また、不規則な生活やストレスによってホルモンバランスがくずれることを知ったので、なるべくストレスをためない生活を心がけました。それもよかったのかもしれません。
「妊娠できないかも」という不安
自分よりもしんどい思いをして、お金も時間もかけて不妊治療している人はたくさんいると思います。それでも妊活は、自分にとって人生でいちばんしんどかった時期でした。
生理不順の治療中、何ヶ月も続けている基礎体温が正常なのか、そうでないのかがわからなくて、悩んだこともあります。排卵検査薬を使ってみたら、毎回、陽性になっているように見えて、いったい何が正しいのかわからなくなったり。
妊活していることを夫以外の人には話していなかったため、ひとりで抱え込むことが多く、精神的につらかったです。長くて暗いトンネルの中にいる気分でした。心のどこかで「まだ30代前半だから大丈夫」と思う反面、このまま時間だけが過ぎ去り、あっという間に年をとって、どんどん妊娠しにくくなるかもしれない。もう妊娠できないかもしれない。そんなふうに思うこともあって、不安でした。
私のリクエストを100%受け入れてくれた夫
夫に言われてうれしかったことは、「もし子どもができなくても、2人で仲よく暮らしていけばいいよ」。その言葉を聞いて、少しだけプレッシャーから解放されました。
夫とは妊活中にケンカすることもありませんでした。夫はブライダルチェックをした際に、やや精子の数が少なく、運動率もやや低いと指摘されたようです。が、1ヶ月後に診てもらったときは問題なし。そのときの体調によるのかもしれません。
ブライダルチェックを嫌がる男性はけっこう多いと思っていたのですが、夫はすんなり受けてくれ、私の体のことを気づかってくれ、協力的だったと思います。自分から積極的に情報を探して実行するほどではありませんでしたが、私が「こうして欲しい」と言ったことは、嫌な顔をせずやってくれました。
ベビちゃんは新居に引っ越す日を待っていた?

妊娠が判明した日に見上げた、きれいな青空。ずっと忘れない。私たちの赤ちゃんは引っ越す日を待っていたのかな、と思いました。
私たち夫婦の場合、通院せず成り行きにまかせていたら、妊娠・出産はできていなかったかもしれません。
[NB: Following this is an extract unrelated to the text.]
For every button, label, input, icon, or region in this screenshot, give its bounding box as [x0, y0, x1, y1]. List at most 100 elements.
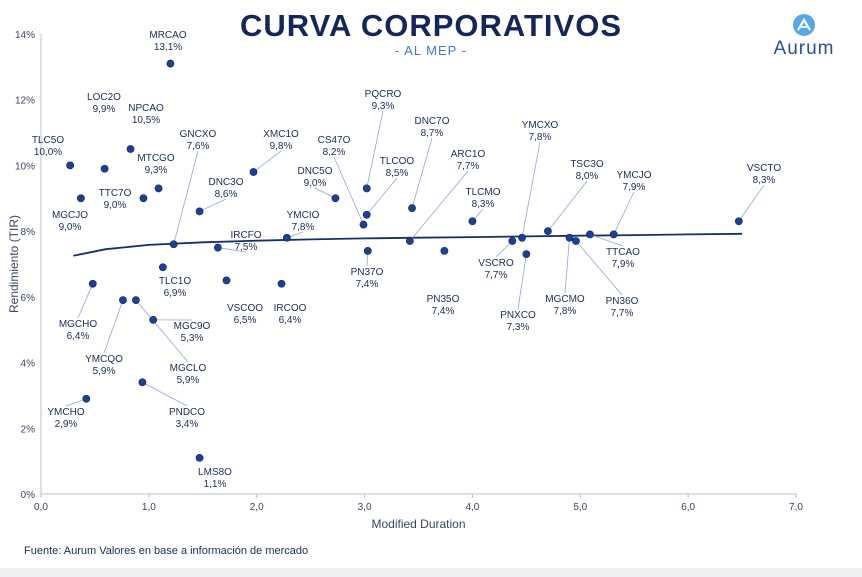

ひどい冷え性で、真夏でもおなかとおしりが冷え冷えだったので、温かいものを飲んだり、薄着をしないようにしたり、血行をよくするためのストレッチをしたりしていました。健康に気をつかうようになって、早寝早起きをしました。水を1日2リットル飲んで、腸活もしました。
住まいが古い、狭い、日当たりが悪い、うるさいところだったので、引っ越しもしています。妊娠が判明したのは、入居したその日でした! 私はひとりで新居に行き、夫や引っ越し業者が到着するのを待っていたのですが、異様にだるくて、がらんとした部屋に寝転がっていました。
そのときに窓から見えたきれいな青空が、今でも忘れられません。「赤ちゃんは親を選んで生まれてくる」というような迷信には興味がなかったのですが、私たちの赤ちゃんはきれいな家に引っ越すのを待っていたのかな、と思いました。
※あくまで個人の体験です。治療や薬の処方などに関しては必ず医師に相談してください。